“Dalla giuria mi hanno tolto loro”: Fabio Canino svela cosa c’è dietro l’addio a Ballando dopo 17 anni
Fabio Canino racconta perché lascia Ballando con le Stelle dopo 17 anni: la produzione gli aveva proposto di passare dalla giuria alla pista come concorrente, ma lui ha detto no.
Diciassette anni. Non sono pochi, se ci pensate. Fabio Canino siede al bancone della giuria di Ballando con le Stelle dal 2007, quando il programma muoveva ancora i primi passi nel sabato sera di Rai 1. Ha alzato palette, lanciato battute taglienti ma mai volgari, commentato passi di danza e costumi improbabili. Si è divertito, ha fatto discutere, è diventato uno dei volti più riconoscibili dello show condotto da Milly Carlucci. Eppure, adesso, quella sedia rimarrà vuota.
"Dalla giuria mi hanno tolto loro, dal programma me ne sono andato io", ha spiegato Canino in un'intervista all'Adnkronos, mettendo nero su bianco la dinamica reale di questo addio. Nessun litigio, nessun dramma, ma una proposta che non faceva per lui e una giuria che, comunque, era destinata a cambiare. La produzione gli aveva infatti offerto un contratto biennale particolare: un anno come concorrente, ballando in pista, e il ritorno al ruolo di giudice nella stagione successiva.
Una prospettiva che Canino ha declinato senza troppi giri di parole. "Dopo 17 anni che fai la giuria è complicato. Ti uccidono dopo cinque minuti", ha dichiarato con quella ironia pungente che gli conoscono tutti. E poi c'è una questione pratica, molto concreta: il tempo. Teatro, radio, serate. "Non ho il tempo di stare tutta la settimana a provare balletti. Era un impegno molto grosso". Nel frattempo, però, la macchina produttiva di Ballando stava già pensando a una mini-rivoluzione. Selvaggia Lucarelli non ci sarà, e anche altri cambiamenti erano nell'aria.

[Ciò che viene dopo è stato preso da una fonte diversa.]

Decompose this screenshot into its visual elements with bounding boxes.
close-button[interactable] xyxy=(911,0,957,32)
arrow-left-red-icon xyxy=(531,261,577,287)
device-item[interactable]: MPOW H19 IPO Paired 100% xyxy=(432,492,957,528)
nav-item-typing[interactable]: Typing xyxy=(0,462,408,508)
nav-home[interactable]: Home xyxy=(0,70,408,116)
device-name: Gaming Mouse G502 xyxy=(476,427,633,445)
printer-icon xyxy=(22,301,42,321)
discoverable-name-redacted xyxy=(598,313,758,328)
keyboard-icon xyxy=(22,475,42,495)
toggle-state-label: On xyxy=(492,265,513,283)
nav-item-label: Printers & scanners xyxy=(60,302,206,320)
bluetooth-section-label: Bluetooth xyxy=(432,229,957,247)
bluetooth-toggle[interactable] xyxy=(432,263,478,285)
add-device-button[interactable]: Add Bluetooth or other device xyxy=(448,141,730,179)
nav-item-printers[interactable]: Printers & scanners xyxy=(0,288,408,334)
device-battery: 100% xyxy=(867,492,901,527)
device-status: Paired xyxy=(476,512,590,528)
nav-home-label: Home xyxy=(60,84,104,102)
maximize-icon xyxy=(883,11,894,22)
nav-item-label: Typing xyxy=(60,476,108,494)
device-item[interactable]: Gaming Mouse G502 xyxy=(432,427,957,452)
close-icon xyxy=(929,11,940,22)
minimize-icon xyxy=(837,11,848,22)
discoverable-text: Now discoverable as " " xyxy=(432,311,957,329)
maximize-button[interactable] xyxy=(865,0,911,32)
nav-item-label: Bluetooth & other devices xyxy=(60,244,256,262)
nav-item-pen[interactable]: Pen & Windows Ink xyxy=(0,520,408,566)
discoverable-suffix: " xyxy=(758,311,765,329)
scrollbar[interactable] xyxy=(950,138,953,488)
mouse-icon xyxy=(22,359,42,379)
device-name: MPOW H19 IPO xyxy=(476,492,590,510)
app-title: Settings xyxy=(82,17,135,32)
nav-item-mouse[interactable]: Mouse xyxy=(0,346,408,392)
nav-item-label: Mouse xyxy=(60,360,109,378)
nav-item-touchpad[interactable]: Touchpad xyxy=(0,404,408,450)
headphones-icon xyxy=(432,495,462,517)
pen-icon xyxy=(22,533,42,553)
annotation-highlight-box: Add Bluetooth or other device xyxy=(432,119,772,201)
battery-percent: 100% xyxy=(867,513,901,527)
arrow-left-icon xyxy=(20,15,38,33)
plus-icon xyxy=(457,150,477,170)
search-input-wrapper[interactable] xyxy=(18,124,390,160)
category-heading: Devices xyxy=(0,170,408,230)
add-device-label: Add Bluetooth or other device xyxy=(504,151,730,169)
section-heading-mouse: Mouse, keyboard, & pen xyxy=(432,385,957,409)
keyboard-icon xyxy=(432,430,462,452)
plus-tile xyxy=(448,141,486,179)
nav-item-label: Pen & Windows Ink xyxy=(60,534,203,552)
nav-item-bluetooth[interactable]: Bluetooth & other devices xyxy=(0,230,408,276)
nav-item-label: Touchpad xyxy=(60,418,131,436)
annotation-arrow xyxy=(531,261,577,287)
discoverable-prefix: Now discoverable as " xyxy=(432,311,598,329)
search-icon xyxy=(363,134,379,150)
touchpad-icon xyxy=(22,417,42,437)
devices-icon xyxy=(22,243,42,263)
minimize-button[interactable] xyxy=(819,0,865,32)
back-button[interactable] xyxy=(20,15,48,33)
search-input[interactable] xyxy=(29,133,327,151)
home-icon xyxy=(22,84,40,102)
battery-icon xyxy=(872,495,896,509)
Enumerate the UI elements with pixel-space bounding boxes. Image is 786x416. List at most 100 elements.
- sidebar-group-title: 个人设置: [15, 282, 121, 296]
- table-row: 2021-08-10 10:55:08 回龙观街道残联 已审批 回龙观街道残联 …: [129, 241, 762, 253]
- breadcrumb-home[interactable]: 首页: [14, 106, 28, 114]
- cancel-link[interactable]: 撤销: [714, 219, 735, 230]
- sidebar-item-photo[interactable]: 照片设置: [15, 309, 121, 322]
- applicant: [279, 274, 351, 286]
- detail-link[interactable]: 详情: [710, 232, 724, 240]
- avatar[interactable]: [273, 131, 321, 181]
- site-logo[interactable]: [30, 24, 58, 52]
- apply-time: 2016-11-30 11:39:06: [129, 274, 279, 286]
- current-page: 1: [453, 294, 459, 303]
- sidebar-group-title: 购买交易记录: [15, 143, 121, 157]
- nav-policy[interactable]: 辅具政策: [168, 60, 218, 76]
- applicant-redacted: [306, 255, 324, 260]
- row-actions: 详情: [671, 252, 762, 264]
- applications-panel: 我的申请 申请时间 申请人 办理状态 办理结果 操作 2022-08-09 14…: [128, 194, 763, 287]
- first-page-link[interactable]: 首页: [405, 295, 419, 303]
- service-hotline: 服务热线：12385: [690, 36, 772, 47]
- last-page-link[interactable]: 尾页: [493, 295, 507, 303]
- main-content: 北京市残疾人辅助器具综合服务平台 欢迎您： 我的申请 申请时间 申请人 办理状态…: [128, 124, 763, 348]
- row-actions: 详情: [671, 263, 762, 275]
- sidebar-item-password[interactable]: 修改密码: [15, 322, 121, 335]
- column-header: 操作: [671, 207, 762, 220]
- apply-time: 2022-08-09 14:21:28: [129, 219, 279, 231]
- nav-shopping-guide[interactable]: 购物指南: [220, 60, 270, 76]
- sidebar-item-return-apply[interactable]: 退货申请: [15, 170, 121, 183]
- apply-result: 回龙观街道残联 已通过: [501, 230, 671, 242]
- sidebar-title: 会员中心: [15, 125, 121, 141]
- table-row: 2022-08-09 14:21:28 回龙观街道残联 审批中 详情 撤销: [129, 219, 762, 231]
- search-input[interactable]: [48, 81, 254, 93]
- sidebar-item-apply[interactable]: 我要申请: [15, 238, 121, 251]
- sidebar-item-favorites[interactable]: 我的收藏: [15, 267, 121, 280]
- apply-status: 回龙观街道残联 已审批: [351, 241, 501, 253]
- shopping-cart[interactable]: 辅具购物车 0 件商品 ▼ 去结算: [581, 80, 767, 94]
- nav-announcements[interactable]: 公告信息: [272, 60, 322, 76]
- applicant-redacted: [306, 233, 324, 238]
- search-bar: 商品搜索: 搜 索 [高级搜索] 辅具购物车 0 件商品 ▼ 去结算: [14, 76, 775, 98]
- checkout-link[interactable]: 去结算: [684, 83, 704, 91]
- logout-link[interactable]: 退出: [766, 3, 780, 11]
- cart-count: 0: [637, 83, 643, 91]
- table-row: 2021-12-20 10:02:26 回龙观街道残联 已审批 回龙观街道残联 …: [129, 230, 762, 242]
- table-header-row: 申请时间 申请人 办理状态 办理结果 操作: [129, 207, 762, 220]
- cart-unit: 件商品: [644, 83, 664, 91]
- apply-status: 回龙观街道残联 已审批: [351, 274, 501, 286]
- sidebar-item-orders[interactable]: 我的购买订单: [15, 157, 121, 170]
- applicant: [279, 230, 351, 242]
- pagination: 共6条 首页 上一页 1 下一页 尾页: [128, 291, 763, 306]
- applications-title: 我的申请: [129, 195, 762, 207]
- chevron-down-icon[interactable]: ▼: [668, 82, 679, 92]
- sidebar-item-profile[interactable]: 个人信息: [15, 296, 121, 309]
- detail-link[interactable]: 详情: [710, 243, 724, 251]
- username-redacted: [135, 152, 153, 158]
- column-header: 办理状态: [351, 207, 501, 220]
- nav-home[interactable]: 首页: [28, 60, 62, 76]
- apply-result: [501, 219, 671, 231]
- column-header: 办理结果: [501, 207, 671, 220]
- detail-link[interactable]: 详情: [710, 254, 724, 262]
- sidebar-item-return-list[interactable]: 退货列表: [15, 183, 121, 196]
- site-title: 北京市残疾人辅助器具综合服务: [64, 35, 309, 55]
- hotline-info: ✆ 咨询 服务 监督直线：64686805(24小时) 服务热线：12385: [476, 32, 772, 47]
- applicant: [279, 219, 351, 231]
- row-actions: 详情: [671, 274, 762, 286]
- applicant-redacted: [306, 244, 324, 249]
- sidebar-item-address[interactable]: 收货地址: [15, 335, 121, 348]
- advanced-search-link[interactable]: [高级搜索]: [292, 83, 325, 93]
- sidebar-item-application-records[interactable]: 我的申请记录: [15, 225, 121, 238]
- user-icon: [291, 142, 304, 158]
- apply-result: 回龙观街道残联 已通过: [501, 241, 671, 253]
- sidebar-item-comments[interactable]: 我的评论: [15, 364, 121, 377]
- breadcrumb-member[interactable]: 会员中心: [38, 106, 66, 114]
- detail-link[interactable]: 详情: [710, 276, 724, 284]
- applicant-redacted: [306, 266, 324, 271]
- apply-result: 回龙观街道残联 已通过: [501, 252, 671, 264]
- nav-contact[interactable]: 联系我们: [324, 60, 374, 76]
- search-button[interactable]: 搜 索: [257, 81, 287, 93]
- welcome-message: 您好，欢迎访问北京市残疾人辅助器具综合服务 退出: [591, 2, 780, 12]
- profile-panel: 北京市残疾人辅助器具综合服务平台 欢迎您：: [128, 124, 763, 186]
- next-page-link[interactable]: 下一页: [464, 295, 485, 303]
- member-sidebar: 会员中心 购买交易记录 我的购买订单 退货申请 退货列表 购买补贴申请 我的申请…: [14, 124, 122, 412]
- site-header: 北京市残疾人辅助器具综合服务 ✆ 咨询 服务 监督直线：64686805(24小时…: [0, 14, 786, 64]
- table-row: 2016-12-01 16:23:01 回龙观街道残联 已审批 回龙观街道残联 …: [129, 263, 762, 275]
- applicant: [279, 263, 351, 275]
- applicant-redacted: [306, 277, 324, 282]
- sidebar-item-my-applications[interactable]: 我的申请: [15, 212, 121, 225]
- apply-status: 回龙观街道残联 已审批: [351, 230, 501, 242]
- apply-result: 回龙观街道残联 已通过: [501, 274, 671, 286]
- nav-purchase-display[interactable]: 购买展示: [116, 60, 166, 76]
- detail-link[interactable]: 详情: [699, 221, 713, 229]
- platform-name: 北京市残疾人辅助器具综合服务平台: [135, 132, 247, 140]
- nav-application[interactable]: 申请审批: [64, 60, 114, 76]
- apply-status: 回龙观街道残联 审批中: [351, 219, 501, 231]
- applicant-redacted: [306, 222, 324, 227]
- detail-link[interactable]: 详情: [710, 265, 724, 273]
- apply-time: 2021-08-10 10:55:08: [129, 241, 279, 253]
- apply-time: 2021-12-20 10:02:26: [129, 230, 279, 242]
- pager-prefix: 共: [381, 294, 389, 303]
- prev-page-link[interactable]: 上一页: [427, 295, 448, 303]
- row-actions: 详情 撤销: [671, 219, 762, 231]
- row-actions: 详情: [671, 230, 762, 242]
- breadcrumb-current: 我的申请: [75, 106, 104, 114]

E ha funzionato, anche se trovare il proprio spazio in quella giuria così particolare ha richiesto "due o tre anni" di rodaggio. La cifra di Canino, in tutti questi anni, è stata quella di non volersi mai mettere al centro della scena più del necessario. "Volevo giocare con i personaggi, non prendermi gioco dei personaggi", spiega. Si è ritagliato il ruolo dello spettatore dentro lo show, "un po' come i vecchietti dei Muppets, che guardano gli show e commentano". Un equilibrio delicato, che gli ha permesso di divertirsi senza mai trasformare il suo giudizio in un circo personale.
Ciò che resta a Fabio Canino dei suoi diciassette anni a Ballando con le Stelle sono soprattutto le persone: ballerini, autori, produzione, tecnici e quell’orchestra che definisce la sua “colonna sonora”. Non nasconde però di aver mal sopportato alcuni concorrenti, soprattutto gli ex politici protagonisti di quello che definisce un “washing televisivo”, pur riconoscendo quanto certi personaggi siano funzionali allo spettacolo. Canino guarda con curiosità anche alla nuova giuria, convinto che la forza del programma sia sempre stata nell’equilibrio tra cinque personalità molto diverse.
Tra le soddisfazioni più importanti c’è infine la nomina a Cavaliere dell’Ordine al Merito della Repubblica Italiana, ricevuta da Sergio Mattarella, che Canino definisce il suo “superpresidente”. Un riconoscimento che lo ha reso particolarmente orgoglioso e che arriva proprio mentre si chiude il lunghissimo capitolo di Ballando con le Stelle, che nel frattempo continua ad arricchirsi di nuovi concorrenti. Resta ancora da scoprire chi prenderà il suo posto nella prossima edizione, ma per Canino comincia già una fase completamente nuova.